¶ … Accounting Equation Works
The financial position of a business is represented by the components of the accounting equation (Lerner, 1987). The accounting equation is assets = liabilities + equity. Assets are items what the business owns that have value and are used in the operation of the business. Liabilities are what the business owes to others, such as creditors. And, equity is the interest of the shareholders, or owners.
The balance sheet reflects the accounting equation by reporting assets, liabilities, and equity at a specific period in time (Accounting Equation, 2013). The components of the balance sheet are assets, liabilities, and equity, the same as the accounting equation. On the balance sheet, liabilities and equity added together and must equal the total assets. If it does not equal, there is an error in balancing somewhere in the accounts or in the calculations of the balance sheet.
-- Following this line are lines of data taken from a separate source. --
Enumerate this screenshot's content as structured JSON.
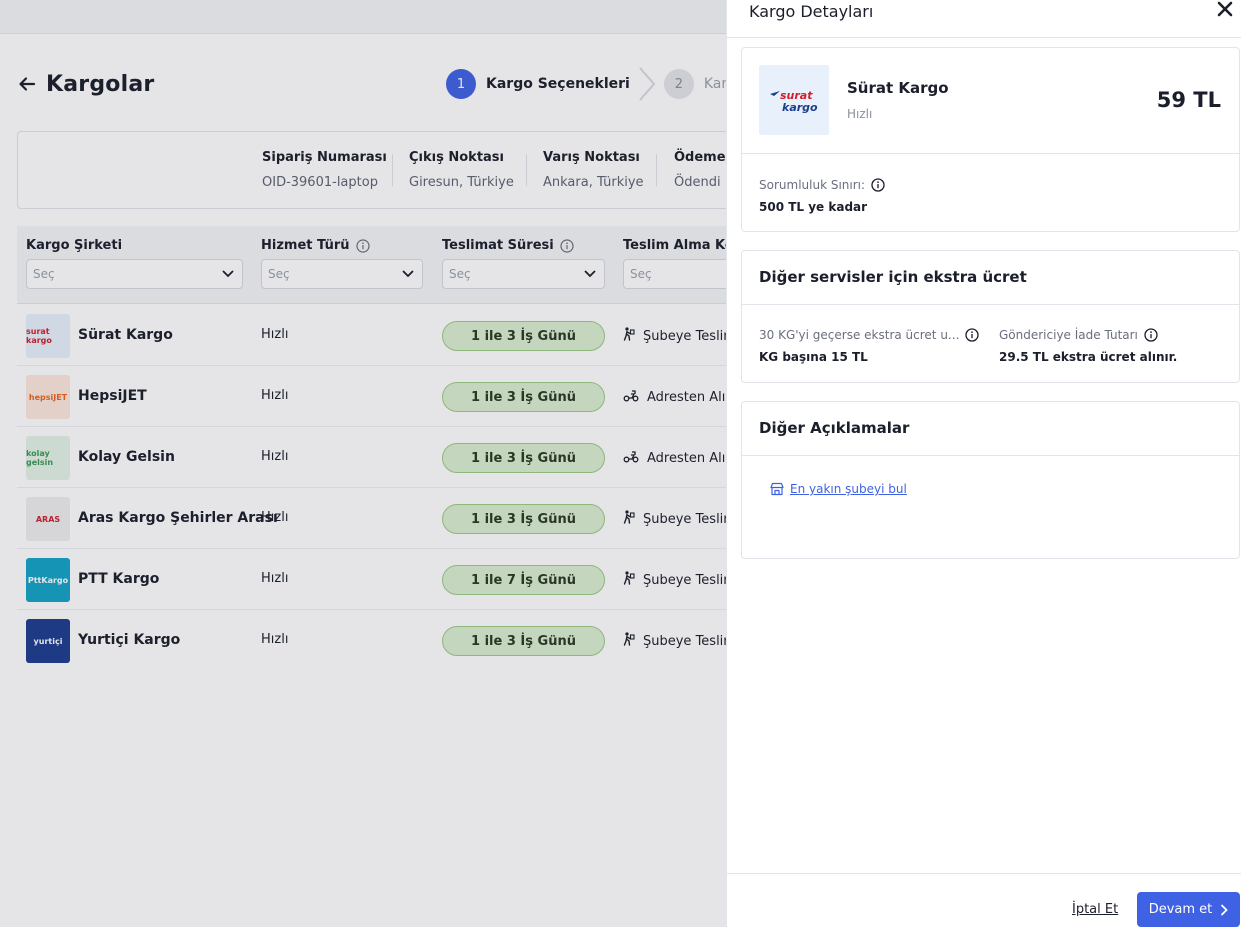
{
  "page": {
    "title": "Kargolar"
  },
  "stepper": {
    "steps": [
      {
        "number": "1",
        "label": "Kargo Seçenekleri"
      },
      {
        "number": "2",
        "label": "Kargo O"
      }
    ]
  },
  "order_info": {
    "fields": [
      {
        "label": "Sipariş Numarası",
        "value": "OID-39601-laptop"
      },
      {
        "label": "Çıkış Noktası",
        "value": "Giresun, Türkiye"
      },
      {
        "label": "Varış Noktası",
        "value": "Ankara, Türkiye"
      },
      {
        "label": "Ödeme T",
        "value": "Ödendi"
      }
    ]
  },
  "table": {
    "columns": [
      {
        "label": "Kargo Şirketi",
        "placeholder": "Seç"
      },
      {
        "label": "Hizmet Türü",
        "placeholder": "Seç"
      },
      {
        "label": "Teslimat Süresi",
        "placeholder": "Seç"
      },
      {
        "label": "Teslim Alma Koş",
        "placeholder": "Seç"
      }
    ],
    "rows": [
      {
        "company": "Sürat Kargo",
        "logo_text": "surat kargo",
        "logo_bg": "#e8f1fb",
        "logo_color": "#d0202e",
        "service": "Hızlı",
        "duration": "1 ile 3 İş Günü",
        "pickup": "Şubeye Teslim",
        "pickup_icon": "branch-dropoff-icon"
      },
      {
        "company": "HepsiJET",
        "logo_text": "hepsiJET",
        "logo_bg": "#fde7dd",
        "logo_color": "#e9651e",
        "service": "Hızlı",
        "duration": "1 ile 3 İş Günü",
        "pickup": "Adresten Alım",
        "pickup_icon": "courier-pickup-icon"
      },
      {
        "company": "Kolay Gelsin",
        "logo_text": "kolay gelsin",
        "logo_bg": "#e3f3e6",
        "logo_color": "#3a9a57",
        "service": "Hızlı",
        "duration": "1 ile 3 İş Günü",
        "pickup": "Adresten Alım",
        "pickup_icon": "courier-pickup-icon"
      },
      {
        "company": "Aras Kargo Şehirler Arası",
        "logo_text": "ARAS",
        "logo_bg": "#eeeeee",
        "logo_color": "#d0202e",
        "service": "Hızlı",
        "duration": "1 ile 3 İş Günü",
        "pickup": "Şubeye Teslim",
        "pickup_icon": "branch-dropoff-icon"
      },
      {
        "company": "PTT Kargo",
        "logo_text": "PttKargo",
        "logo_bg": "#14a3c7",
        "logo_color": "#ffffff",
        "service": "Hızlı",
        "duration": "1 ile 7 İş Günü",
        "pickup": "Şubeye Teslim",
        "pickup_icon": "branch-dropoff-icon"
      },
      {
        "company": "Yurtiçi Kargo",
        "logo_text": "yurtiçi",
        "logo_bg": "#1d3d8f",
        "logo_color": "#ffffff",
        "service": "Hızlı",
        "duration": "1 ile 3 İş Günü",
        "pickup": "Şubeye Teslim",
        "pickup_icon": "branch-dropoff-icon"
      }
    ]
  },
  "drawer": {
    "title": "Kargo Detayları",
    "carrier": {
      "name": "Sürat Kargo",
      "service": "Hızlı",
      "price": "59 TL",
      "logo_line1": "surat",
      "logo_line2": "kargo"
    },
    "liability": {
      "label": "Sorumluluk Sınırı:",
      "value": "500 TL ye kadar"
    },
    "extra_fees": {
      "title": "Diğer servisler için ekstra ücret",
      "items": [
        {
          "label": "30 KG'yi geçerse ekstra ücret u...",
          "value": "KG başına 15 TL"
        },
        {
          "label": "Göndericiye İade Tutarı",
          "value": "29.5 TL ekstra ücret alınır."
        }
      ]
    },
    "other_notes": {
      "title": "Diğer Açıklamalar",
      "link": "En yakın şubeyi bul"
    },
    "footer": {
      "cancel": "İptal Et",
      "continue": "Devam et"
    }
  },
  "colors": {
    "primary": "#3f62e4",
    "pill_bg": "#dbeed2",
    "pill_border": "#9ccb84"
  }
}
The components of the accounting equation affect each other each time a transaction takes place. Under double entry accounting, there must be a debit and a credit with each transaction. For example, for expenses that are paid with cash, the cash account (asset) is credited and the expense item (liability) is debited. The transactions to pay employees are recorded under the same concept. This is reversed when the business gets a loan. The cash account (asset) will be debited with incoming cash and the accounts payable (liability) will be credited. Transactions for buying equipment on credit is recorded under this same concept.